In this tutorial we are going to recognise the speech from an audio using CMU Sphinx 4, RAPP and CMake.

You have to configure your project in like this tree:

project/
        CMakeLists.txt
        source/
                speech_recognition_sphinx4.cpp
        build/

Source code

We created a project called speech_recognition_sphinx4 with a folder source where we have our example call speech_recognition_sphinx4.cpp. You can see the complete example here.

We are going to initialize the platform information and the service controller, which is in charge of make the cloud calls to the RAPP platform:

rapp::cloud::platform info = {"rapp.ee.auth.gr", "9001", "rapp_token"}; 
rapp::cloud::service_controller ctrl(info);

The callback for this example need vectors of string to save the words that have been recognised and the possible alternatives.

    auto callback = [&](std::vector<std::string> words) { 
            if (words.size() != 0) {
                std::cout << "Words: " << std::endl;
                for (auto each_word : words) {
                    std::cout << each_word << std::endl;
                }
            }
            else {
                std::cout << "No words found" << std::endl;
            }
    };

If we see the documentation of the class rapp::cloud::speech_recognition_sphinx4, we'll see that an audio and its type are necessary.

rapp::object::audio audio("../data/yes-no.wav");
rapp::types::audio_source audio_src = rapp::types::nao_wav_1_ch;

NOTE: audio_source is a enum.
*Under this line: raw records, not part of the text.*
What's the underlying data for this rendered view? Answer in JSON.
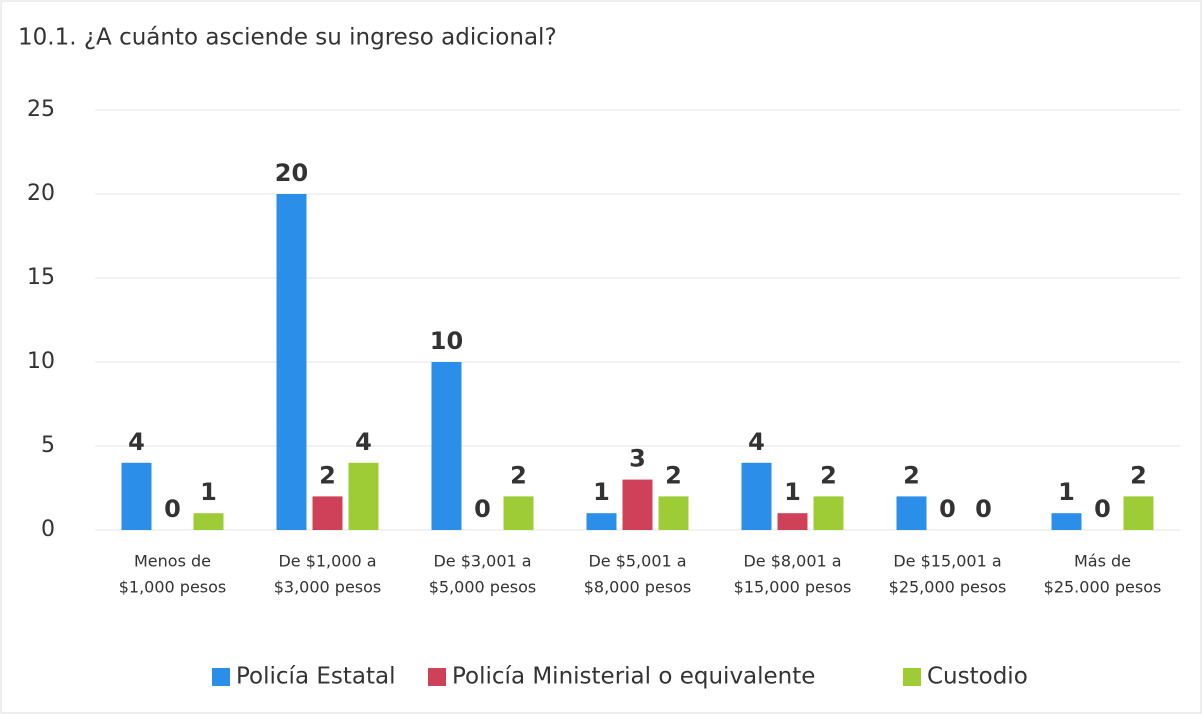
{
  "chart_data": {
    "type": "bar",
    "title": "10.1. ¿A cuánto asciende su ingreso adicional?",
    "categories": [
      [
        "Menos de",
        "$1,000 pesos"
      ],
      [
        "De $1,000 a",
        "$3,000 pesos"
      ],
      [
        "De $3,001 a",
        "$5,000 pesos"
      ],
      [
        "De $5,001 a",
        "$8,000 pesos"
      ],
      [
        "De $8,001 a",
        "$15,000 pesos"
      ],
      [
        "De $15,001 a",
        "$25,000 pesos"
      ],
      [
        "Más de",
        "$25.000 pesos"
      ]
    ],
    "series": [
      {
        "name": "Policía Estatal",
        "color": "#2b8ee8",
        "values": [
          4,
          20,
          10,
          1,
          4,
          2,
          1
        ]
      },
      {
        "name": "Policía Ministerial o equivalente",
        "color": "#cf4159",
        "values": [
          0,
          2,
          0,
          3,
          1,
          0,
          0
        ]
      },
      {
        "name": "Custodio",
        "color": "#9dcc37",
        "values": [
          1,
          4,
          2,
          2,
          2,
          0,
          2
        ]
      }
    ],
    "ylim": [
      0,
      25
    ],
    "yticks": [
      0,
      5,
      10,
      15,
      20,
      25
    ],
    "grid": true,
    "legend": "bottom"
  }
}
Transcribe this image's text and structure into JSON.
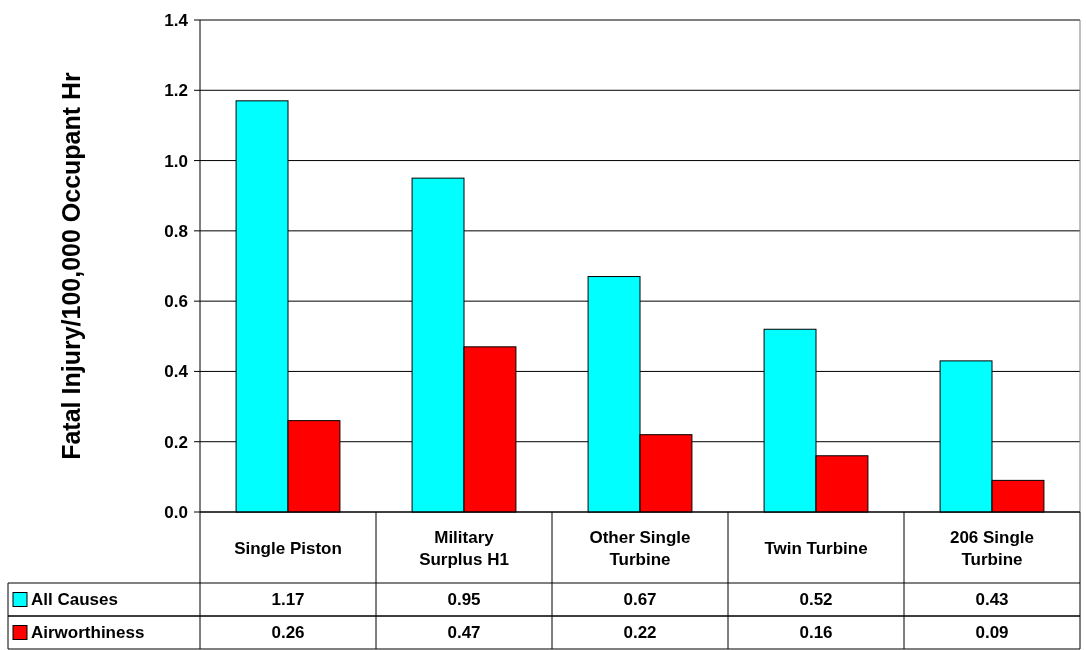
{
  "chart_data": {
    "type": "bar",
    "ylabel": "Fatal Injury/100,000 Occupant Hr",
    "categories": [
      "Single Piston",
      "Military Surplus H1",
      "Other Single Turbine",
      "Twin Turbine",
      "206 Single Turbine"
    ],
    "series": [
      {
        "name": "All Causes",
        "color": "#00ffff",
        "values": [
          1.17,
          0.95,
          0.67,
          0.52,
          0.43
        ]
      },
      {
        "name": "Airworthiness",
        "color": "#ff0000",
        "values": [
          0.26,
          0.47,
          0.22,
          0.16,
          0.09
        ]
      }
    ],
    "ylim": [
      0,
      1.4
    ],
    "yticks": [
      {
        "value": 0,
        "label": "0.0"
      },
      {
        "value": 0.2,
        "label": "0.2"
      },
      {
        "value": 0.4,
        "label": "0.4"
      },
      {
        "value": 0.6,
        "label": "0.6"
      },
      {
        "value": 0.8,
        "label": "0.8"
      },
      {
        "value": 1,
        "label": "1.0"
      },
      {
        "value": 1.2,
        "label": "1.2"
      },
      {
        "value": 1.4,
        "label": "1.4"
      }
    ],
    "grid": "y",
    "legend": "bottom",
    "data_labels": true
  }
}
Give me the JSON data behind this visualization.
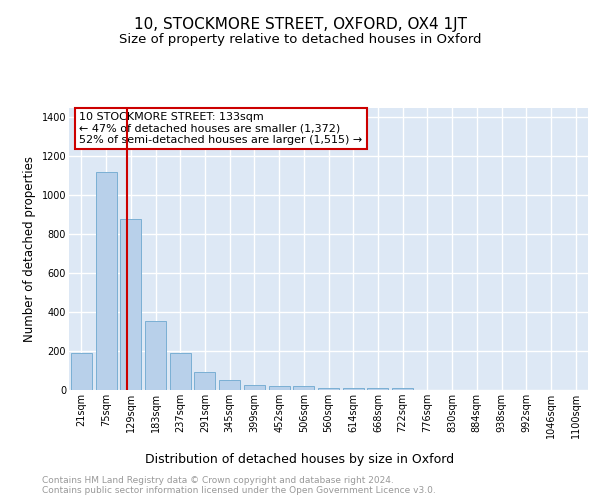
{
  "title": "10, STOCKMORE STREET, OXFORD, OX4 1JT",
  "subtitle": "Size of property relative to detached houses in Oxford",
  "xlabel": "Distribution of detached houses by size in Oxford",
  "ylabel": "Number of detached properties",
  "categories": [
    "21sqm",
    "75sqm",
    "129sqm",
    "183sqm",
    "237sqm",
    "291sqm",
    "345sqm",
    "399sqm",
    "452sqm",
    "506sqm",
    "560sqm",
    "614sqm",
    "668sqm",
    "722sqm",
    "776sqm",
    "830sqm",
    "884sqm",
    "938sqm",
    "992sqm",
    "1046sqm",
    "1100sqm"
  ],
  "values": [
    190,
    1120,
    880,
    355,
    190,
    90,
    50,
    25,
    22,
    18,
    12,
    10,
    10,
    10,
    0,
    0,
    0,
    0,
    0,
    0,
    0
  ],
  "bar_color": "#b8d0ea",
  "bar_edge_color": "#7aafd4",
  "vline_color": "#cc0000",
  "annotation_text": "10 STOCKMORE STREET: 133sqm\n← 47% of detached houses are smaller (1,372)\n52% of semi-detached houses are larger (1,515) →",
  "annotation_box_edgecolor": "#cc0000",
  "ylim": [
    0,
    1450
  ],
  "yticks": [
    0,
    200,
    400,
    600,
    800,
    1000,
    1200,
    1400
  ],
  "bg_color": "#dde8f5",
  "grid_color": "#ffffff",
  "footer_text": "Contains HM Land Registry data © Crown copyright and database right 2024.\nContains public sector information licensed under the Open Government Licence v3.0.",
  "title_fontsize": 11,
  "subtitle_fontsize": 9.5,
  "xlabel_fontsize": 9,
  "ylabel_fontsize": 8.5,
  "tick_fontsize": 7,
  "annotation_fontsize": 8,
  "footer_fontsize": 6.5
}
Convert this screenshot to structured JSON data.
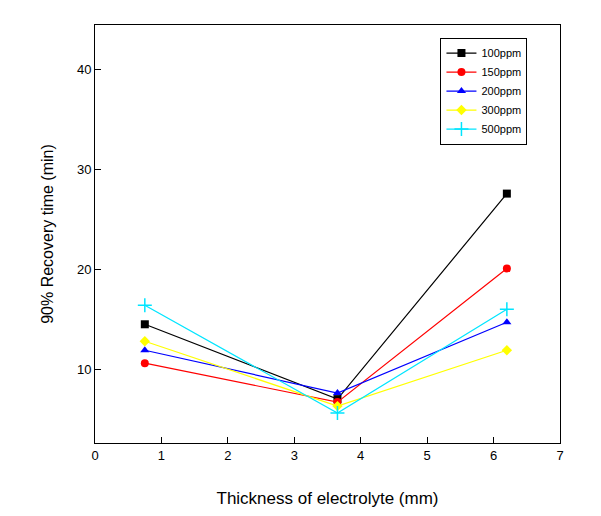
{
  "chart_data": {
    "type": "line",
    "x_label": "Thickness of electrolyte (mm)",
    "y_label": "90% Recovery time (min)",
    "x": [
      0.75,
      3.65,
      6.2
    ],
    "series": [
      {
        "name": "100ppm",
        "color": "#000000",
        "marker": "square",
        "values": [
          14.5,
          7.0,
          27.6
        ]
      },
      {
        "name": "150ppm",
        "color": "#ff0000",
        "marker": "circle",
        "values": [
          10.6,
          6.7,
          20.1
        ]
      },
      {
        "name": "200ppm",
        "color": "#0000ff",
        "marker": "triangle-up",
        "values": [
          11.9,
          7.6,
          14.7
        ]
      },
      {
        "name": "300ppm",
        "color": "#ffff00",
        "marker": "diamond",
        "values": [
          12.8,
          6.3,
          11.9
        ]
      },
      {
        "name": "500ppm",
        "color": "#00e5ff",
        "marker": "cross-thin",
        "values": [
          16.4,
          5.6,
          16.0
        ]
      }
    ],
    "xlim": [
      0,
      7
    ],
    "xticks": [
      0,
      1,
      2,
      3,
      4,
      5,
      6,
      7
    ],
    "ylim": [
      2.6,
      44.5
    ],
    "yticks": [
      10,
      20,
      30,
      40
    ],
    "legend": "upper right",
    "grid": false
  }
}
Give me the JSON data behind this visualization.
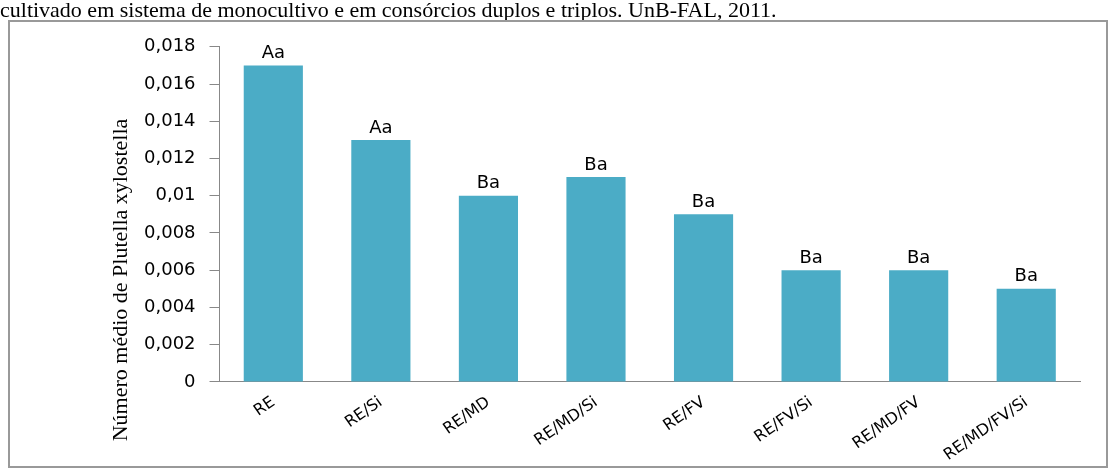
{
  "chart_data": {
    "type": "bar",
    "title": "cultivado em sistema de  monocultivo e em consórcios duplos e triplos. UnB-FAL, 2011.",
    "ylabel": "Número médio de Plutella xylostella",
    "categories": [
      "RE",
      "RE/Si",
      "RE/MD",
      "RE/MD/Si",
      "RE/FV",
      "RE/FV/Si",
      "RE/MD/FV",
      "RE/MD/FV/Si"
    ],
    "values": [
      0.017,
      0.013,
      0.01,
      0.011,
      0.009,
      0.006,
      0.006,
      0.005
    ],
    "color": "#4bacc6",
    "ylim": [
      0,
      0.018
    ],
    "yticks": [
      0,
      {
        "value": 0.002,
        "label": "0,002"
      },
      {
        "value": 0.004,
        "label": "0,004"
      },
      {
        "value": 0.006,
        "label": "0,006"
      },
      {
        "value": 0.008,
        "label": "0,008"
      },
      {
        "value": 0.01,
        "label": "0,01"
      },
      {
        "value": 0.012,
        "label": "0,012"
      },
      {
        "value": 0.014,
        "label": "0,014"
      },
      {
        "value": 0.016,
        "label": "0,016"
      },
      {
        "value": 0.018,
        "label": "0,018"
      }
    ],
    "grid": false,
    "legend": false,
    "annotations": [
      {
        "text": "Aa",
        "x": "RE",
        "y": 0.017
      },
      {
        "text": "Aa",
        "x": "RE/Si",
        "y": 0.013
      },
      {
        "text": "Ba",
        "x": "RE/MD",
        "y": 0.01
      },
      {
        "text": "Ba",
        "x": "RE/MD/Si",
        "y": 0.011
      },
      {
        "text": "Ba",
        "x": "RE/FV",
        "y": 0.009
      },
      {
        "text": "Ba",
        "x": "RE/FV/Si",
        "y": 0.006
      },
      {
        "text": "Ba",
        "x": "RE/MD/FV",
        "y": 0.006
      },
      {
        "text": "Ba",
        "x": "RE/MD/FV/Si",
        "y": 0.005
      }
    ]
  }
}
You can find the different types of audio in rapp-api/cpp/rapp/objects/globals.hpp

Sphinx4 can use a JSGF input to achieve more accuracy in the recognition. It's an optional input.

std::string jsgf =  "#JSGF V1.0;\r\n\r\n";
            jsgf += "grammar simpleExample; \r\n\r\n";
            jsgf += "public <greet> = Yes | No;\r\n";

Finally, we can make the call to the platform.

ctrl.make_call<rapp::cloud::speech_recognition_sphinx4>(audio.bytearray(), 
                                                        audio_src, 
                                                        "en",
                                                        std::vector<std::string>({{jsgf}}),
                                                        std::vector<std::string>({"yes", "no"}),
                                                        std::vector<std::string>({""}),
                                                        callback);

Besides the audio and the callback you need to indicate the language, in this case English "en". These are the same inputs as speech recognition using Google. CMU Sphinx allows us to add some parameters to improve the accuracy, like a JSGF, keywords or sentences to find in the audio. All of them are optional inputs.

CMakeLists.txt

In this case it assumes that you have built your RAPP API in the static and shared libraries mode.

We haven't added any new library to do this example, so the CMakeLists.txt is the same that getting_started examples.

You only have to change the name of your source file and the executable.

Build

The next step is about create our build folder and run our code.

Now we are going to work in the terminal.

  1. Go to your project path
  2. Build your project

    mkdir build
    cd build 
    cmake ..
    make
  3. If everything is ok, you will have created your executable speech_recognition_sphinx4 in the folder build.
  4. Run your executable
    ./speech_recognition_sphinx4

Now you can explore and make your own projects!